The relationship between accuracy and precision can be clarified using graphs that display the probability distribution (see below) of a measurement against the true value T. In the Figure below, we depict the cases of good/bad accuracy against good/bad precision.

Figure: A measurement probability function and the underlying true value T: (a) bad accuracy and precision, (b) bad accuracy/good precision, (c) good accuracy/bad precision, and (d) good accuracy and precision.
Precision

Precision is a statement of the smallest unit of measurement to which data can be recorded. A precise measurement has a sufficiently small variance. Another way of saying this is that the range in which the data falls is sufficiently small.
Temporal accuracy

The amount of spatial data sets and archived remotely-sensed data has increased enormously over the last decade. These data can provide useful temporal information, such as changes in land ownership and the monitoring of environmental processes such as deforestation. Analogous to its positional and attribute components, the quality of spatial data may also be assessed in terms of its temporal accuracy. For a static feature this refers to the difference in the values of its coordinates at two different times.
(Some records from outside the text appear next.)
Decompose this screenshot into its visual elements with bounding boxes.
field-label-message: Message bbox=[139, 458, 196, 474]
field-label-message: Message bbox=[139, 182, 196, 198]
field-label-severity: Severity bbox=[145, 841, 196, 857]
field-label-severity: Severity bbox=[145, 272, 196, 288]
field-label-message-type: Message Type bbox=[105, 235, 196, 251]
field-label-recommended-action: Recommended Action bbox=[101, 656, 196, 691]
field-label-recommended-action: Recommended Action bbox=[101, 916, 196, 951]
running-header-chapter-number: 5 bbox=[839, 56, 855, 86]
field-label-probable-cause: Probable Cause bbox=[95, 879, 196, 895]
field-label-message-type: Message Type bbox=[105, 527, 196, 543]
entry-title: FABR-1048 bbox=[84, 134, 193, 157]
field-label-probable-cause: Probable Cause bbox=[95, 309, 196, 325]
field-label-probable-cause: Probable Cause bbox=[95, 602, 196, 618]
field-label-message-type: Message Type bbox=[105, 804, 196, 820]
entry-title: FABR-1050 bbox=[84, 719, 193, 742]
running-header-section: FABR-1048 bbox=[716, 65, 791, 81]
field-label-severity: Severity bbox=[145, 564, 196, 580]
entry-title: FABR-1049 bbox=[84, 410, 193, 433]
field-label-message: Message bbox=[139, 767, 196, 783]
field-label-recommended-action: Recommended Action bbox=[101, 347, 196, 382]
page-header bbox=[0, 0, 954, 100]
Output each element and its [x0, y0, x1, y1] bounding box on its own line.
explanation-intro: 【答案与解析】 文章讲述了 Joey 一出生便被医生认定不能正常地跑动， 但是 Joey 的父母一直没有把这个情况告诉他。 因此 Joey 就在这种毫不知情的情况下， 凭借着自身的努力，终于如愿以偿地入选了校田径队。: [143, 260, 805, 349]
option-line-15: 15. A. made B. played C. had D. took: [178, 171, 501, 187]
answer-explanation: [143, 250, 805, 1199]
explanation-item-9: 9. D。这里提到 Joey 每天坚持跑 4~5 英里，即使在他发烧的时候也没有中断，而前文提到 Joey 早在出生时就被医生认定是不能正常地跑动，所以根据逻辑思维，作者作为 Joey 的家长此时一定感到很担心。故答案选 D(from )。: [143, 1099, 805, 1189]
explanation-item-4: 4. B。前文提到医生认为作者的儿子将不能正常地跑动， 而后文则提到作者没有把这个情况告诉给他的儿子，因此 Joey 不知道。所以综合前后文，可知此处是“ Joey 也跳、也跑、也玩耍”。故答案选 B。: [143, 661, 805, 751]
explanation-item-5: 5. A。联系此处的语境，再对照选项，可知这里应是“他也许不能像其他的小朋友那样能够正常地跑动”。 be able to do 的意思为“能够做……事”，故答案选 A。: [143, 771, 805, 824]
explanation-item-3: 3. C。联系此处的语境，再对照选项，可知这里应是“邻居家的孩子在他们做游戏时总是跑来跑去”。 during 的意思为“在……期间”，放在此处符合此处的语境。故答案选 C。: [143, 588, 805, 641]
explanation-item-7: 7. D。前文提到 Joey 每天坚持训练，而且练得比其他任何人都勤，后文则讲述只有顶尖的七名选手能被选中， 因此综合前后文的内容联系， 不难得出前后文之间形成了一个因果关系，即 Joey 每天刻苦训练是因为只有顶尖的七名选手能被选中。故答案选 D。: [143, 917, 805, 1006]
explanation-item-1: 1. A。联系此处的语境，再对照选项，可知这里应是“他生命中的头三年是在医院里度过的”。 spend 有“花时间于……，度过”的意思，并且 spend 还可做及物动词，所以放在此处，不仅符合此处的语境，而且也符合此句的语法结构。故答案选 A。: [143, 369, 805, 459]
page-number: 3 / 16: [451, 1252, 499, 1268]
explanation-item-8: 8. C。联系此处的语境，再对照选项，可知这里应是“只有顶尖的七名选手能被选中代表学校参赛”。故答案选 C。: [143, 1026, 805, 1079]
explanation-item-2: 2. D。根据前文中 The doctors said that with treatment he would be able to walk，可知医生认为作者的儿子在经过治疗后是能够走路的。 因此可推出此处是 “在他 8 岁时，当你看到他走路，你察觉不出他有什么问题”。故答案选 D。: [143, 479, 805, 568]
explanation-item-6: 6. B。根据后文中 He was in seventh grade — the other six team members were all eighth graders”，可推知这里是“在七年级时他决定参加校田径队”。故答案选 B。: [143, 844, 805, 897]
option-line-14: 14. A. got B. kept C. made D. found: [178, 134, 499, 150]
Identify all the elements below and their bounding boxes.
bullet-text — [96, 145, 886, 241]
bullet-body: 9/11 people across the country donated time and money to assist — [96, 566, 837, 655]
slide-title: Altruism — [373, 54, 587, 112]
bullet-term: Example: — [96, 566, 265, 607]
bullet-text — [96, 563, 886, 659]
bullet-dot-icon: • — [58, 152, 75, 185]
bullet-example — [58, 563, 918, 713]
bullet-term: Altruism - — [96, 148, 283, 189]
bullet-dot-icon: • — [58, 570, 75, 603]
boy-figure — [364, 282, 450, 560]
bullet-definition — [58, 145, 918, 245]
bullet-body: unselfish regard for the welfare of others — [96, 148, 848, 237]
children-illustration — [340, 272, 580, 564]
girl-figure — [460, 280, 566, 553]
Temporal accuracy includes not only the accuracy and precision of time measurements (for example, the date of a survey) but also the temporal consistency of different data sets. Because the positional and attribute components of spatial data may change together or independently, it is also necessary to consider their temporal validity. For example, the boundaries of a land parcel may remain fixed over a period of many years whereas the ownership attribute may change more frequently.
Membership functions

There are many situations, particularly in surveys of natural resources, where, according to Burrough and Frank (1996, p.16), “practical scientists, faced with the problem of dividing up undividable complex continua have often imposed their own crisp structures on the raw data”. In practice, the results of classification are normally combined with other categorical layers and continuous field data to identify, for example, areas suitable for a particular land use. In a GIS, this is normally achieved by overlaying the appropriate layers using logical operators.

Particularly in the case of natural resource maps, the boundaries between units may not actually exist as lines but only as transition zones, across which one area continuously merges into another. In these circumstances, rigid measures of positional accuracy, such as RMSE, may be virtually insignificant in comparison to the uncertainty inherent in vegetation and soil boundaries, for example.
Error propagation

The acquisition of high quality base data still does not guarantee that the results of further, complex processing can be treated with certainty. As the number of processing steps increases, it becomes more difficult to predict the behaviour of such error propagation. These various errors may affect the outcome of spatial data manipulations. In addition, further errors may be introduced during the various processing steps.

Figure: Error propagation in spatial data handling.